Centre for Advanced Materials and Technologies, Warsaw University of Technology, Warsaw, Poland.
Applied Biotechnology, Faculty of Chemistry, Warsaw University of Technology, Warsaw, Poland; Department of Pharmaceutical Analysis and Medicinal Chemistry, Faculty of Pharmacy, Universitas Padjadjaran, Indonesia.
Methods. 2022 Jul;203:498-510. doi: 10.1016/j.ymeth.2022.02.004. Epub 2022 Feb 12.
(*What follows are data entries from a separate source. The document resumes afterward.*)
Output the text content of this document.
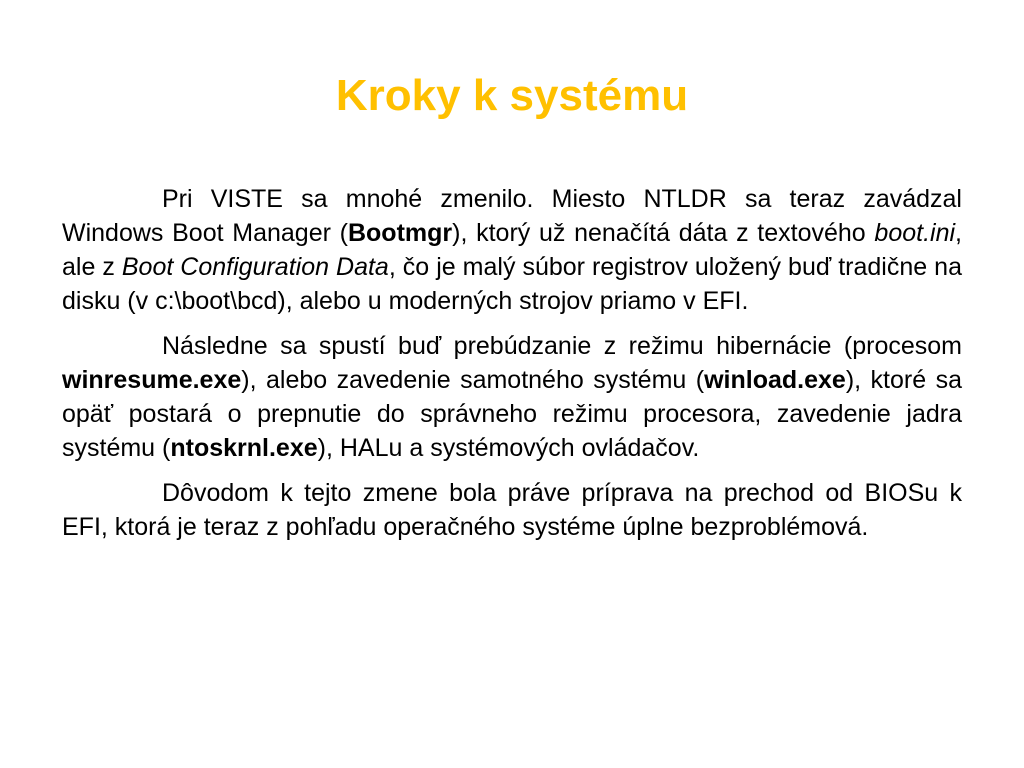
Kroky k systému

Pri VISTE sa mnohé zmenilo. Miesto NTLDR sa teraz zavádzal Windows Boot Manager (Bootmgr), ktorý už nenačítá dáta z textového boot.ini, ale z Boot Configuration Data, čo je malý súbor registrov uložený buď tradične na disku (v c:\boot\bcd), alebo u moderných strojov priamo v EFI.

Následne sa spustí buď prebúdzanie z režimu hibernácie (procesom winresume.exe), alebo zavedenie samotného systému (winload.exe), ktoré sa opäť postará o prepnutie do správneho režimu procesora, zavedenie jadra systému (ntoskrnl.exe), HALu a systémových ovládačov.

Dôvodom k tejto zmene bola práve príprava na prechod od BIOSu k EFI, ktorá je teraz z pohľadu operačného systéme úplne bezproblémová.
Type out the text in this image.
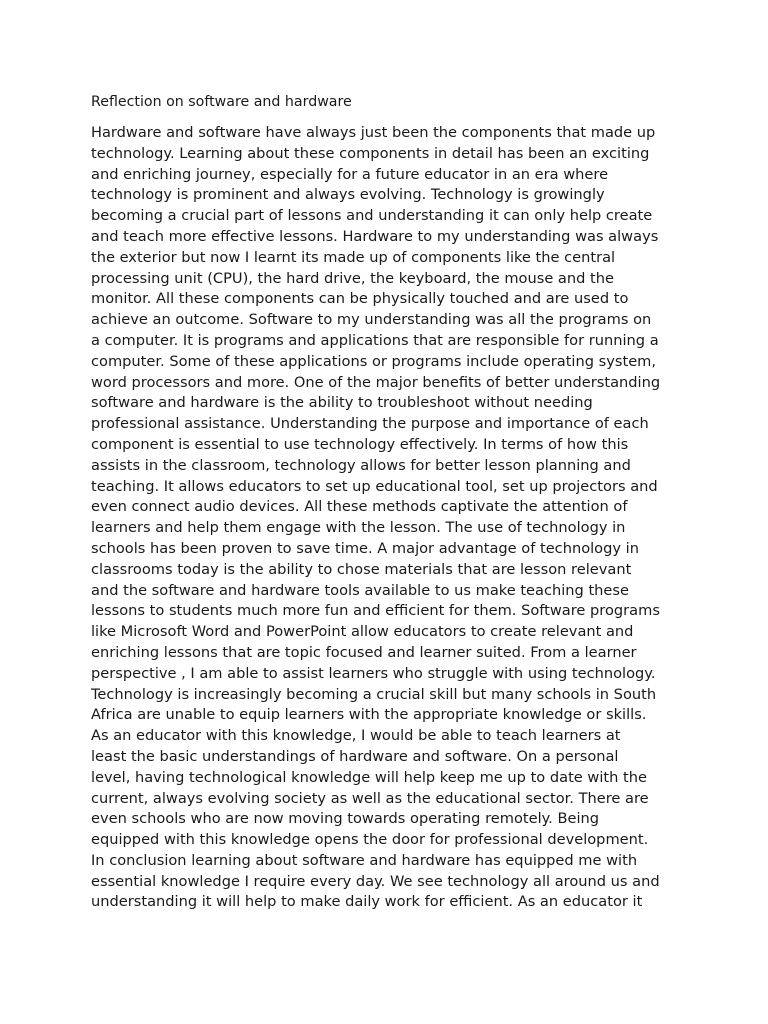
Reflection on software and hardware
Hardware and software have always just been the components that made up
technology. Learning about these components in detail has been an exciting
and enriching journey, especially for a future educator in an era where
technology is prominent and always evolving. Technology is growingly
becoming a crucial part of lessons and understanding it can only help create
and teach more effective lessons. Hardware to my understanding was always
the exterior but now I learnt its made up of components like the central
processing unit (CPU), the hard drive, the keyboard, the mouse and the
monitor. All these components can be physically touched and are used to
achieve an outcome. Software to my understanding was all the programs on
a computer. It is programs and applications that are responsible for running a
computer. Some of these applications or programs include operating system,
word processors and more. One of the major benefits of better understanding
software and hardware is the ability to troubleshoot without needing
professional assistance. Understanding the purpose and importance of each
component is essential to use technology effectively. In terms of how this
assists in the classroom, technology allows for better lesson planning and
teaching. It allows educators to set up educational tool, set up projectors and
even connect audio devices. All these methods captivate the attention of
learners and help them engage with the lesson. The use of technology in
schools has been proven to save time. A major advantage of technology in
classrooms today is the ability to chose materials that are lesson relevant
and the software and hardware tools available to us make teaching these
lessons to students much more fun and efficient for them. Software programs
like Microsoft Word and PowerPoint allow educators to create relevant and
enriching lessons that are topic focused and learner suited. From a learner
perspective , I am able to assist learners who struggle with using technology.
Technology is increasingly becoming a crucial skill but many schools in South
Africa are unable to equip learners with the appropriate knowledge or skills.
As an educator with this knowledge, I would be able to teach learners at
least the basic understandings of hardware and software. On a personal
level, having technological knowledge will help keep me up to date with the
current, always evolving society as well as the educational sector. There are
even schools who are now moving towards operating remotely. Being
equipped with this knowledge opens the door for professional development.
In conclusion learning about software and hardware has equipped me with
essential knowledge I require every day. We see technology all around us and
understanding it will help to make daily work for efficient. As an educator it
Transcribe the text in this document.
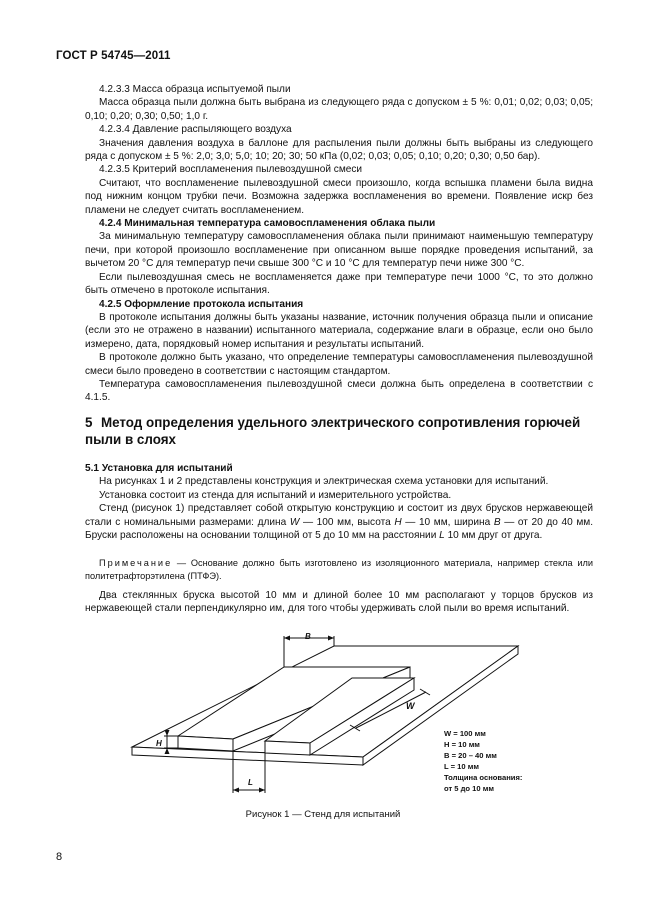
ГОСТ Р 54745—2011

4.2.3.3 Масса образца испытуемой пыли

Масса образца пыли должна быть выбрана из следующего ряда с допуском ± 5 %: 0,01; 0,02; 0,03; 0,05; 0,10; 0,20; 0,30; 0,50; 1,0 г.

4.2.3.4 Давление распыляющего воздуха

Значения давления воздуха в баллоне для распыления пыли должны быть выбраны из следующего ряда с допуском ± 5 %: 2,0; 3,0; 5,0; 10; 20; 30; 50 кПа (0,02; 0,03; 0,05; 0,10; 0,20; 0,30; 0,50 бар).

4.2.3.5 Критерий воспламенения пылевоздушной смеси

Считают, что воспламенение пылевоздушной смеси произошло, когда вспышка пламени была видна под нижним концом трубки печи. Возможна задержка воспламенения во времени. Появление искр без пламени не следует считать воспламенением.

4.2.4 Минимальная температура самовоспламенения облака пыли

За минимальную температуру самовоспламенения облака пыли принимают наименьшую температуру печи, при которой произошло воспламенение при описанном выше порядке проведения испытаний, за вычетом 20 °С для температур печи свыше 300 °С и 10 °С для температур печи ниже 300 °С.

Если пылевоздушная смесь не воспламеняется даже при температуре печи 1000 °С, то это должно быть отмечено в протоколе испытания.

4.2.5 Оформление протокола испытания

В протоколе испытания должны быть указаны название, источник получения образца пыли и описание (если это не отражено в названии) испытанного материала, содержание влаги в образце, если оно было измерено, дата, порядковый номер испытания и результаты испытаний.

В протоколе должно быть указано, что определение температуры самовоспламенения пылевоздушной смеси было проведено в соответствии с настоящим стандартом.

Температура самовоспламенения пылевоздушной смеси должна быть определена в соответствии с 4.1.5.

5 Метод определения удельного электрического сопротивления горючей пыли в слоях

5.1 Установка для испытаний

На рисунках 1 и 2 представлены конструкция и электрическая схема установки для испытаний.

Установка состоит из стенда для испытаний и измерительного устройства.

Стенд (рисунок 1) представляет собой открытую конструкцию и состоит из двух брусков нержавеющей стали с номинальными размерами: длина W — 100 мм, высота H — 10 мм, ширина B — от 20 до 40 мм. Бруски расположены на основании толщиной от 5 до 10 мм на расстоянии L 10 мм друг от друга.

Примечание — Основание должно быть изготовлено из изоляционного материала, например стекла или политетрафторэтилена (ПТФЭ).

Два стеклянных бруска высотой 10 мм и длиной более 10 мм располагают у торцов брусков из нержавеющей стали перпендикулярно им, для того чтобы удерживать слой пыли во время испытаний.

B
W
H
L
W = 100 мм
H = 10 мм
B = 20 – 40 мм
L = 10 мм
Толщина основания:
от 5 до 10 мм
Рисунок 1 — Стенд для испытаний
8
For the last two years, the COVID-19 pandemic has continued to bring consternation on most of the world. According to recent WHO estimates, there have been more than 5.6 million deaths worldwide. The virus continues to evolve all over the world, thus requiring both vigilance and the necessity to find and develop a variety of therapeutic treatments, including the identification of specific antiviral drugs. Multiple studies have confirmed that SARS-CoV-2 utilizes its membrane-bound spike protein to recognize human angiotensin-converting enzyme 2 (ACE2). Thus, preventing spike-ACE2 interactions is a potentially viable strategy for COVID-19 treatment as it would block the virus from binding and entering into a host cell. This work aims to identify potential drugs using an in silico approach. Molecular docking was carried out on both approved drugs and substances previously tested in vivo. This step was followed by a more detailed analysis of selected ligands by molecular dynamics simulations to identify the best molecules that thwart the ability of the virus to interact with the ACE2 receptor. Because the SARS-CoV-2 virus evolves rapidly due to a plethora of immunocompromised hosts, the compounds were tested against five different known lineages. As a result, we could identify substances that work well on individual lineages and those showing broader efficacy. The most promising candidates among the currently used drugs were zafirlukast and simeprevir with an average binding affinity of -22 kcal/mol for spike proteins originating from various lineages. The first compound is a leukotriene receptor antagonist that is used to treat asthma, while the latter is a protease inhibitor used for hepatitis C treatment. From among the in vivo tested substances that concurrently exhibit promising free energy of binding and ADME parameters (indicating a possible oral administration) we selected the compound BDBM50136234. In conclusion, these molecules are worth exploring further by in vitro and in vivo studies against SARS-CoV-2.
在过去的两年里,COVID-19 大流行继续给世界大部分地区带来恐慌。根据世界卫生组织的最新估计,全球已有超过 560 万人死亡。该病毒在全球范围内继续进化,因此需要保持警惕,并找到和开发各种治疗方法,包括确定特定的抗病毒药物。多项研究证实,SARS-CoV-2 利用其膜结合的刺突蛋白识别人类血管紧张素转换酶 2(ACE2)。因此,阻止刺突-ACE2 相互作用是 COVID-19 治疗的一种潜在可行策略,因为它可以阻止病毒结合并进入宿主细胞。这项工作旨在使用计算方法确定潜在的药物。对已批准的药物和以前在体内测试过的物质进行了分子对接。然后,通过分子动力学模拟对选定的配体进行更详细的分析,以确定阻止病毒与 ACE2 受体相互作用的最佳分子。由于 SARS-CoV-2 病毒由于大量免疫功能低下的宿主而迅速进化,因此对五种不同的已知谱系进行了化合物测试。结果,我们可以确定对个别谱系有效且具有更广泛疗效的物质。在目前使用的药物中,最有前途的候选药物是扎鲁司特和西美瑞韦,它们对源自不同谱系的刺突蛋白的平均结合亲和力为-22 kcal/mol。第一种化合物是一种白三烯受体拮抗剂,用于治疗哮喘,而后者是一种用于丙型肝炎治疗的蛋白酶抑制剂。在具有有希望的结合自由能和 ADME 参数(表明可能口服给药)的同时在体内测试的物质中,我们选择了化合物 BDBM50136234。总之,这些分子值得进一步通过体外和体内研究来对抗 SARS-CoV-2。